HTML初心者が最初に覚えるべきタグ(2)


HTML初心者が最初に覚えるべきタグ(1)の続きになります。今回はdl,dt,dd要素とaddress要素についてです。

定義型リスト

<dl><dt><dd>は必ずセットで使います。1つだけ独立して使うことはありません。具体的な書き方は下記のようになります。

<dl>
<dt>iPhone</dt>
<dd>iPhoneは米アップル社が開発をしたスマートフォンです。タッチスクリーンによって操作をすることができ洗練されたUIとAppStoreから様々なアプリケーションを導入することができるのが特徴です。日本ではソフトバンクモバイルから端末が出ています。</dd>
</dl>

このように<dl>要素の中に<dt>と<dd>が入ってくる形になります。<dt>は用語をマークアップします。<dd>は用語の説明文を書きます。<dl><dt><dd>は定義型リストと呼ばれます。まずはこの基本的な使い方をマスターしましょう。

定義型リストの活用法

定義型リストは実は様々な場面で応用できるとっても便利な要素です。基本的な使い方は「用語」と「その説明文」ですが、用語が「主」で説明文が「従」となっているのがお分かりでしょうか?そう、<dt>と<dd>には主従関係があるのです。この主従関係を上手く利用して例えば次のような使われ方をすることがあります。

<dl>
<dt>2010年3月4日</dt>
<dd>お知らせを更新しました</dd>
<dt>2010年3月1日</dt>
<dd>プレゼントキャンペーン実施中です</dd>
</dl>

サイトのトップページなどに良くあるお知らせの部分ですね。これも定義型リストを使うととてもスマートに書くことができます。

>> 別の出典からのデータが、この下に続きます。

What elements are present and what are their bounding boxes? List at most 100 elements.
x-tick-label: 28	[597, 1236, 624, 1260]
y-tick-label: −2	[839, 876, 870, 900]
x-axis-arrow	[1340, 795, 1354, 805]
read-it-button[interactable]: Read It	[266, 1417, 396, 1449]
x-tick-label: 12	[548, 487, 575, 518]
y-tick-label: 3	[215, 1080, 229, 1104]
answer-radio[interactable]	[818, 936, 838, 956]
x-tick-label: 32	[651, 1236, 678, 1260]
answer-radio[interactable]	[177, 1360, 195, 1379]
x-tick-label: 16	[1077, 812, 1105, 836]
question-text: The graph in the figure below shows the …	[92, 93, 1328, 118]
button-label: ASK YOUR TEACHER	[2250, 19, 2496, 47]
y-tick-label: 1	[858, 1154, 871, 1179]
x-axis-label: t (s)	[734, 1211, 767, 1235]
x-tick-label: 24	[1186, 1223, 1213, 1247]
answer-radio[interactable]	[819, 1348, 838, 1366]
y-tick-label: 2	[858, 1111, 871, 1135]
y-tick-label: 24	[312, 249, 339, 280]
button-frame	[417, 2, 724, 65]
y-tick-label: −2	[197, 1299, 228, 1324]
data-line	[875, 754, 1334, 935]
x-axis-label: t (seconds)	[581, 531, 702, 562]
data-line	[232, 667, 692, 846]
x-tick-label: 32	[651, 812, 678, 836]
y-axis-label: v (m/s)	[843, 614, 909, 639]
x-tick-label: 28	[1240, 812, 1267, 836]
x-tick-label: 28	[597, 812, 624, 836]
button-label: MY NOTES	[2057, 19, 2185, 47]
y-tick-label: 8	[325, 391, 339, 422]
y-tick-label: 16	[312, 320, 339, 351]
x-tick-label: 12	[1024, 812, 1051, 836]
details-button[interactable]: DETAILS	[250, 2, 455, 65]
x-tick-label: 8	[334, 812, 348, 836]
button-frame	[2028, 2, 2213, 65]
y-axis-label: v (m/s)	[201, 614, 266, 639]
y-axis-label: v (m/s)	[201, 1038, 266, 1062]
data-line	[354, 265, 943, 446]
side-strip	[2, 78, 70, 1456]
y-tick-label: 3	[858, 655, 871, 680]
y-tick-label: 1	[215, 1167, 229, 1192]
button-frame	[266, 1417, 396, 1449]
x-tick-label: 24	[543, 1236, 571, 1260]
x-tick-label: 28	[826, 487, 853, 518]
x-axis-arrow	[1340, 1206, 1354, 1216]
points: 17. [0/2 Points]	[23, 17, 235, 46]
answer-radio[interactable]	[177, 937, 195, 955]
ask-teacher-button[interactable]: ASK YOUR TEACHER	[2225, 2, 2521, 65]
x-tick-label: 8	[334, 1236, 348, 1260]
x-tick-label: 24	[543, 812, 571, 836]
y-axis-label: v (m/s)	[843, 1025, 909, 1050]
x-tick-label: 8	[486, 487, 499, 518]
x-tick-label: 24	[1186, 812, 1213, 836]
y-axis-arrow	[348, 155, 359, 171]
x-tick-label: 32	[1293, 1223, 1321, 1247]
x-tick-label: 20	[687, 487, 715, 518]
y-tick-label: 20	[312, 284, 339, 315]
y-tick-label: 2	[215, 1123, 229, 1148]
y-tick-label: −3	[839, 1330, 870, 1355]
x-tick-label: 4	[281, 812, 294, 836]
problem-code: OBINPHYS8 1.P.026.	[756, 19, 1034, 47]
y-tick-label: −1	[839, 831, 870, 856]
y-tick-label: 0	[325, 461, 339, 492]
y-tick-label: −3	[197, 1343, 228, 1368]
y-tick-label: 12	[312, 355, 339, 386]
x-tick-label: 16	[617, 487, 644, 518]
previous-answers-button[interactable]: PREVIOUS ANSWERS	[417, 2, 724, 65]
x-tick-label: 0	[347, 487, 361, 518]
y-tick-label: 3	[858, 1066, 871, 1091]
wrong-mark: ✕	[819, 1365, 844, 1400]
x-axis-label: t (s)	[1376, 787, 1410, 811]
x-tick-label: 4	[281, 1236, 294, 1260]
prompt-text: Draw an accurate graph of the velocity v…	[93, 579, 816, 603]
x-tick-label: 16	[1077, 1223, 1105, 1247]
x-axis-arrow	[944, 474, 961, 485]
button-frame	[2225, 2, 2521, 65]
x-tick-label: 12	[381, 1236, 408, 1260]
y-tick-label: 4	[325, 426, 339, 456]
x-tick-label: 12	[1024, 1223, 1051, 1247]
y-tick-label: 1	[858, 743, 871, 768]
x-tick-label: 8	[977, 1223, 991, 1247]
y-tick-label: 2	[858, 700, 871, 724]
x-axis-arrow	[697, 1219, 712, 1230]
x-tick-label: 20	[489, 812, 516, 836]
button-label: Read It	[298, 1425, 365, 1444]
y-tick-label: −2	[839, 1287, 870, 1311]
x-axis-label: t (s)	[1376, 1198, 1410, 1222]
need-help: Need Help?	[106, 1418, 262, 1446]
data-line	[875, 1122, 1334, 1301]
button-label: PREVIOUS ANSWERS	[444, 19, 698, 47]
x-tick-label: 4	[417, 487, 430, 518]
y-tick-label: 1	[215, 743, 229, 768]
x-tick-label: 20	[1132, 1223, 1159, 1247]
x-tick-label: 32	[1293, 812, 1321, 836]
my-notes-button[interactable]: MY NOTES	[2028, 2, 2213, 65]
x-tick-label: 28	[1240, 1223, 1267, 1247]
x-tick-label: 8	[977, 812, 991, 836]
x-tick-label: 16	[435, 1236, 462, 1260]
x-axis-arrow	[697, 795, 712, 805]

またナビゲーションの部分にも利用することができます。親カテゴリーと子カテゴリーに分かれているような場合ですね。

<dl>
<dt>菓子パンメニュー</dt>
<dd>
<ul>
<li>メロンパン</li>
<li>特製小倉アンパン</li>
<li>シフォンケーキ</li>
</ul>
</dd>
<dt>お飲み物メニュー</dt>
<dd>
<ul>
<li>コーヒー</li>
<li>紅茶</li>
</ul>
</dd>
</dl>

上記のようにdtには親カテゴリーに当たる「菓子パンメニュー」「飲み物メニュー」を記述し、<dd>の中に<ul><li>を入れ子にして各メニューを記述しています。<dd>の中に<ul>を入れても良いの?と疑問に思う方もいるかもしれませんが、HTMLの文法上何ら問題ありません。<dd>の中にはブロック要素を入れても良いということになっているからです。ブロック要素とインライン要素に付いてはまた別のエントリーにて詳しく説明したいと思います。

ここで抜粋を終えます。